Key performance indicators can be accessed from both front-line managers and executives.
4. External Automated Reporting: This stage shows consistent, efficient agility and production focused on consistent report production for key regulatory requirements. Basic keyword searches and centralized data governance are available.
5. The Variability Reduction of Waste and Care: This stage relates to the management and measurement of evidence-based care and is focused on minimizing waste, reducing variability and measuring adherence to best practices. Management teams focused on improving patient health are assisted by population-based analytics. Multi-discipline teams monitor how to improve quality and lower cost and risk in a much more precise manner. Data is standardized and evidence-based, a combination of patient registry cost and clinical data that includes all insurance claims. Data is updated within about a week.

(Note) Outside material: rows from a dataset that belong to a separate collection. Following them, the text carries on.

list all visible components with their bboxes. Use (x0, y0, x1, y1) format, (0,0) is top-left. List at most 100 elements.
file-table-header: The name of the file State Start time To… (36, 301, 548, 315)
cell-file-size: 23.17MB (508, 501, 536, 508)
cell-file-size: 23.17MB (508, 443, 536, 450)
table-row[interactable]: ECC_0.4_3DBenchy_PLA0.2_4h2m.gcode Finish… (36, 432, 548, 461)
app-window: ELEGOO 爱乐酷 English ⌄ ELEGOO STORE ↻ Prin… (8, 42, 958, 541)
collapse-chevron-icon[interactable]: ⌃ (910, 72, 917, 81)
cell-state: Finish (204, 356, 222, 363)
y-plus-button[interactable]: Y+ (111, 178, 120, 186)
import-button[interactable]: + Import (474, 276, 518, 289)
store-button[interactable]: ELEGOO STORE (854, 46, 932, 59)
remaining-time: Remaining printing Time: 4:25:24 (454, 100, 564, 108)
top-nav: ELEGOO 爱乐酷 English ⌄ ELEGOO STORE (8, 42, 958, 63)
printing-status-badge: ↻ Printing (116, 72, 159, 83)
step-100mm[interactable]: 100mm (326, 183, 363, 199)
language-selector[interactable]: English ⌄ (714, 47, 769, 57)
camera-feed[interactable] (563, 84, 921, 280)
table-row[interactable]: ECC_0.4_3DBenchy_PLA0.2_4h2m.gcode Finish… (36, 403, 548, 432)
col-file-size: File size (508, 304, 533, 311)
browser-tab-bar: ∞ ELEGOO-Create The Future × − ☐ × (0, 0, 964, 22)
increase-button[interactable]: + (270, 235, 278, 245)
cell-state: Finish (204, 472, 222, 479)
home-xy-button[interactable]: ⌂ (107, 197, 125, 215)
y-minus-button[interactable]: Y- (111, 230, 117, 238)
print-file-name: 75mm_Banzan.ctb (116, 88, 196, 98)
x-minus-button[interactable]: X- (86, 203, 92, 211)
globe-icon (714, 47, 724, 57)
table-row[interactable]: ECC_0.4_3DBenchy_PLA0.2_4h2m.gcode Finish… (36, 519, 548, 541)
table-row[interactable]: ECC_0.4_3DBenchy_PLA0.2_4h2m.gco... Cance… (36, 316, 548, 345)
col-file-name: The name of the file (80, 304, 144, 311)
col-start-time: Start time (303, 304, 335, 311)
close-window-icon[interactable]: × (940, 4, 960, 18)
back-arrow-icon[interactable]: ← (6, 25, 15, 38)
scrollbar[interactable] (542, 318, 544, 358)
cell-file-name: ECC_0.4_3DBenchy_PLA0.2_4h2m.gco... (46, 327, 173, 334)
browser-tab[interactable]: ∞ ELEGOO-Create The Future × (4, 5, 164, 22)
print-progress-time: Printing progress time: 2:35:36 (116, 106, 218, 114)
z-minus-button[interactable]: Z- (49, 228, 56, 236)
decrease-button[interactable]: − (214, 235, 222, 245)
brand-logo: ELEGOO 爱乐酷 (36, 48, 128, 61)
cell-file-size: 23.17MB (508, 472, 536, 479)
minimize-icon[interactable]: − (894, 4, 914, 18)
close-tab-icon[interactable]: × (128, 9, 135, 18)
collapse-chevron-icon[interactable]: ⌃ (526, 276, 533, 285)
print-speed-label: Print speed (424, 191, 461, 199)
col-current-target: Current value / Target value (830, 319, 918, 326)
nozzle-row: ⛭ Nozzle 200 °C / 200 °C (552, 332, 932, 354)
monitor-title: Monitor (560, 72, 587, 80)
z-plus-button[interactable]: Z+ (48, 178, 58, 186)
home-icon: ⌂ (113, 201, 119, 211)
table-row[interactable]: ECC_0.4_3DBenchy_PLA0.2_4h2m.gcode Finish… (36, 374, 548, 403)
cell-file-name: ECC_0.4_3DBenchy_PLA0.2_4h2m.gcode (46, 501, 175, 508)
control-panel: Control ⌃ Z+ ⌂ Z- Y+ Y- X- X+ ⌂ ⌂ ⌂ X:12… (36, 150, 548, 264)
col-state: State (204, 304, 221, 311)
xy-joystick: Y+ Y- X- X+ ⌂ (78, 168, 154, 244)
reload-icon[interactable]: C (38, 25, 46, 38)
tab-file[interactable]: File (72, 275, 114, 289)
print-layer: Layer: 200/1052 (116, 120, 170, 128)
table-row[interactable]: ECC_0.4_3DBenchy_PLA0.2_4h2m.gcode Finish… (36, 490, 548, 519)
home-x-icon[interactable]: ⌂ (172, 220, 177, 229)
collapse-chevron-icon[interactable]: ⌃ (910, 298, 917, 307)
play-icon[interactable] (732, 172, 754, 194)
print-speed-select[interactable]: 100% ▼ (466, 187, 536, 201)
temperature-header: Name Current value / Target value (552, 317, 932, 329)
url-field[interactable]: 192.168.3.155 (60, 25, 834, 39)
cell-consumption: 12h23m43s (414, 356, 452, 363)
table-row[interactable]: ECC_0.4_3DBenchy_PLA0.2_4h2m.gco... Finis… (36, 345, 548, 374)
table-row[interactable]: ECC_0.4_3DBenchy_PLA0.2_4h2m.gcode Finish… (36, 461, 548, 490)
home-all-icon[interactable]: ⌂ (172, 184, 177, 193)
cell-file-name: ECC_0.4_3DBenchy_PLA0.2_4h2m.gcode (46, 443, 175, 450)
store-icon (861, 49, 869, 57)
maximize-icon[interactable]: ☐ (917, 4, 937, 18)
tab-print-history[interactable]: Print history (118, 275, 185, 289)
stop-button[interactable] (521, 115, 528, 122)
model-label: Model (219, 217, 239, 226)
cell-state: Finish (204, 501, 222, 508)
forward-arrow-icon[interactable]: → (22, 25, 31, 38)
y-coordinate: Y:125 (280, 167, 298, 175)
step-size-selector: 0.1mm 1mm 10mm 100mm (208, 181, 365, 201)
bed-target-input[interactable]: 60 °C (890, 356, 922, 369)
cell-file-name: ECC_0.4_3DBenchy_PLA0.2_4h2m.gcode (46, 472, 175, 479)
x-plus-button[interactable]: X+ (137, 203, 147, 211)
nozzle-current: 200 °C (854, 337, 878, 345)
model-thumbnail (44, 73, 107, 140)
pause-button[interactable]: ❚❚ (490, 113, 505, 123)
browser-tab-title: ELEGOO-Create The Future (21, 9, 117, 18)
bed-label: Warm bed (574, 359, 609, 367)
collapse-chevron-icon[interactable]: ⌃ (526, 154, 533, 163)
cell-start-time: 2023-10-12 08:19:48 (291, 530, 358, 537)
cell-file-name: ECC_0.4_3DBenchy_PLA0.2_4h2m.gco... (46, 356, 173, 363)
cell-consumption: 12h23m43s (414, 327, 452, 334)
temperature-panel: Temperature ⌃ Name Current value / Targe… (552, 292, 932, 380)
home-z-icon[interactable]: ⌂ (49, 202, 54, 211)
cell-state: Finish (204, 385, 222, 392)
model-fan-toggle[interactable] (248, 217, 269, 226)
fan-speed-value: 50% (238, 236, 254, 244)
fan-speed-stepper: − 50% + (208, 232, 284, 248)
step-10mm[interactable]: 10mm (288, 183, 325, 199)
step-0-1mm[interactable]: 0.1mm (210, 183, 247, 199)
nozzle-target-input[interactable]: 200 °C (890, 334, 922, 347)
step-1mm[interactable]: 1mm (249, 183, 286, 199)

6. Suggestive Analytics and Population Health Management: This step involves a financial commitment and preparing the workplace for more integrated analytics and best practices. Half or more of cases use bundled payments, and analytics from point of care to patient care quality, the economics of care, and population management are covered. Bedside devices, external pharmacy data, home monitoring data and more detailed information are also covered. Updates take place within about a day.
7. Predictive Analytics and Clinical Risk Intervention: Higher financial risk can be managed proactively, and analytics expands to cover fixed-fee per capita, diagnosis-based reimbursement models. Beyond just case management, there is also a collaboration with payer and clinician partners to manage care with forecasting, predictive modeling, and risk stratification. Home monitoring data, protocol-specific outcomes, and long-term care facility data are also reported. Updates take place in an hour or less.
8. Prescriptive Analytics and Personalized Medicine: This level involves managing and contracting for health, prescriptive analytics/personalized medicine, wellness management, physical and behavioral functional health, interventional decision support and mass customization of care. Prescriptive analytics at the point of care improve patient outcomes due to analyzing overall population outcomes. There is rapid updating of all data including familial data, biometrics, and genomic data.